Standing in front of that mirror when you’re feeling vulnerable is tough. If you can find the strength to stay there and look carefully, however, you might just find the reward is worth the effort. I’ve been doing this the last couple of days and have learned quite a bit. I’ve been here before. I’ve felt these feelings before. I’ve felt helpless, put-upon, judged and misunderstood lots of time. Haven’t we all? So, why now and what’s the lesson? Well, there are several. Not casting dispersions in any direction – including mine – is a biggie. Not whining or complaining is another large lesson. But perhaps the biggest one comes in a few parts. It’s the lesson about manifesting what we most value.
- If I think small, then my world will be small.
- If I believe myself entitled, I will project that and consequently manifest responses and reactions from others accordingly. The reverse applies, too, if I think myself unentitled.
- Because I believe I place myself into every scenario, then I must accept that even the most difficult ones are teaching me what I need to learn.
- Lastly, if I really, truly, sincerely want to be my best self; a self who serves and loves, who strikes out with compassion and punches only with kindness, then at some point I must come to know that at any given moment I AM my best self.

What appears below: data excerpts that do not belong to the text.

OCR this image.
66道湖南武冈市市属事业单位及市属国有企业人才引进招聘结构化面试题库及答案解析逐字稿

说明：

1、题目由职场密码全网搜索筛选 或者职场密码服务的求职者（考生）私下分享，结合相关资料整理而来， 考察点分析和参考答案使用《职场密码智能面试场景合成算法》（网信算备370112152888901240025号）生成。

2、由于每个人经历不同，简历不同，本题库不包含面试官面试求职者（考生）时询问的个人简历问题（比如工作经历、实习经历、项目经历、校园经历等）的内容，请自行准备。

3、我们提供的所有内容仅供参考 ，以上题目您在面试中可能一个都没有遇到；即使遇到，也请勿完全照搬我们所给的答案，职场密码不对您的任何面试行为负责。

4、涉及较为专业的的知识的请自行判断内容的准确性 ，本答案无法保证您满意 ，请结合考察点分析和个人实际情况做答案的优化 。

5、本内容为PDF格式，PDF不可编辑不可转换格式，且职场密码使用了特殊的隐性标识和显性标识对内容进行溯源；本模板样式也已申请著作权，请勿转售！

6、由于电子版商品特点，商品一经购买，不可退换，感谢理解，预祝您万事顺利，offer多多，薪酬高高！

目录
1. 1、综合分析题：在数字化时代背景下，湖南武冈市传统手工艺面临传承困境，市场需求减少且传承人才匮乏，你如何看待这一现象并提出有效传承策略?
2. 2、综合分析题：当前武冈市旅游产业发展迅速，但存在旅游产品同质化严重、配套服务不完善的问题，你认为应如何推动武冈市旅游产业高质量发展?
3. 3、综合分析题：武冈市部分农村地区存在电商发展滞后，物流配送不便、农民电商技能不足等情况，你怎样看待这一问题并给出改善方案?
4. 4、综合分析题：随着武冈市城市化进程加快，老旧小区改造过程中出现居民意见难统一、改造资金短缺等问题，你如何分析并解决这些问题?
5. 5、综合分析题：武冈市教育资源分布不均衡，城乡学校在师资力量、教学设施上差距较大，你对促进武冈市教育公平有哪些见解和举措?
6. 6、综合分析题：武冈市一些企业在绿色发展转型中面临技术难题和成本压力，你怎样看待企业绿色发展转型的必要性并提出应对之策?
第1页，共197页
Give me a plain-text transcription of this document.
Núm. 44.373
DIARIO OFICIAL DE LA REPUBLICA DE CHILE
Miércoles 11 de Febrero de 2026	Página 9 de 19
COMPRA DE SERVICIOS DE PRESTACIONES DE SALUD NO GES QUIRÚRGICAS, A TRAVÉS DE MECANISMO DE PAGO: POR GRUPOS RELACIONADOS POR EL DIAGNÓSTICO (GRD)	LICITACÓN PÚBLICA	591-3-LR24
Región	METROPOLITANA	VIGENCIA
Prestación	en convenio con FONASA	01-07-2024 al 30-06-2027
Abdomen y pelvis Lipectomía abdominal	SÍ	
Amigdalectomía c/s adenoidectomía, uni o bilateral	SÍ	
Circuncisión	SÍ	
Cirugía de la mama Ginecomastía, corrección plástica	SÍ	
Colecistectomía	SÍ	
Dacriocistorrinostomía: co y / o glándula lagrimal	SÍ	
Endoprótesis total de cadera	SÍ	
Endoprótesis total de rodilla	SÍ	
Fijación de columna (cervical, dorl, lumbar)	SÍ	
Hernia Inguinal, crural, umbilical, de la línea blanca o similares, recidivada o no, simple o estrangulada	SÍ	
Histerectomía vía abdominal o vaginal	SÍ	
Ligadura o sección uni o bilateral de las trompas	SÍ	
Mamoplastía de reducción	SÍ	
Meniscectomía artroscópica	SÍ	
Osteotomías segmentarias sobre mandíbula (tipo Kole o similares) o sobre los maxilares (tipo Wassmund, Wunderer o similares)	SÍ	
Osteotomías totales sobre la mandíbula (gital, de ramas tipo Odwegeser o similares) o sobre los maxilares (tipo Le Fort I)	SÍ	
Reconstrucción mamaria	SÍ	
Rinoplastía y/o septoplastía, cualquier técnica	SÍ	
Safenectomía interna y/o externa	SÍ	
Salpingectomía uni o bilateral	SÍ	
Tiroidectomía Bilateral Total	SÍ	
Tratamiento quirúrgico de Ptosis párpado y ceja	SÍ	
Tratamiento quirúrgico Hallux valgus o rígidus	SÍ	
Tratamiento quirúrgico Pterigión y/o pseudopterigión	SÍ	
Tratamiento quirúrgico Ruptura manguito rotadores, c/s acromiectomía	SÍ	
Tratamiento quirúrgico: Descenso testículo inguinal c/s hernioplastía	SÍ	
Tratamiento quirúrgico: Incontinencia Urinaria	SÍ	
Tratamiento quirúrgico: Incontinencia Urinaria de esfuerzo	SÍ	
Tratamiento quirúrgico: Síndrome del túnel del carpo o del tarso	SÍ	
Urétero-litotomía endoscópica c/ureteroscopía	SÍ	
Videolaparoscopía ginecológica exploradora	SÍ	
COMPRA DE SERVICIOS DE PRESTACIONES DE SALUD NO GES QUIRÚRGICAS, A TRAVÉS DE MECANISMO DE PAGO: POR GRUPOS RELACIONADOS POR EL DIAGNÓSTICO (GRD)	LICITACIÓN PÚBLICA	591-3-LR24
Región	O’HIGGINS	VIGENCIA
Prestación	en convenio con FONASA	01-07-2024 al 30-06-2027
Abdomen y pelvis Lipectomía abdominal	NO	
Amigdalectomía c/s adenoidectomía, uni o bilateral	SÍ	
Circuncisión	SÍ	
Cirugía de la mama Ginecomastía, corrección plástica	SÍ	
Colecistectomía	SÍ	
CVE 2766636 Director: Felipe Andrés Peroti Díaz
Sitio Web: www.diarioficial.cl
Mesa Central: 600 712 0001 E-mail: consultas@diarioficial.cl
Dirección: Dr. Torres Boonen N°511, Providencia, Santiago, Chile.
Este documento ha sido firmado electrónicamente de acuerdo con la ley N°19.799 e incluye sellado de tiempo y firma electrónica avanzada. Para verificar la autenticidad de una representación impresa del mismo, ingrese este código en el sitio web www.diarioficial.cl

My wish is for gratitude for sight. I’m not talking about one of the five senses, but more the kind of sight that accompanies insight, or foresight. Hindsight’s there, too. I wish to be grateful for those moments born of struggle when we finally “see” something clearly and yet, there’s nothing to see. We suddenly “know”. And that’s called embodiment. Once we “see”, when we have that ah-ha moment, the body knows. In that moment, we are ready to move on and set up new challenges. Oh, for eyes that truly see.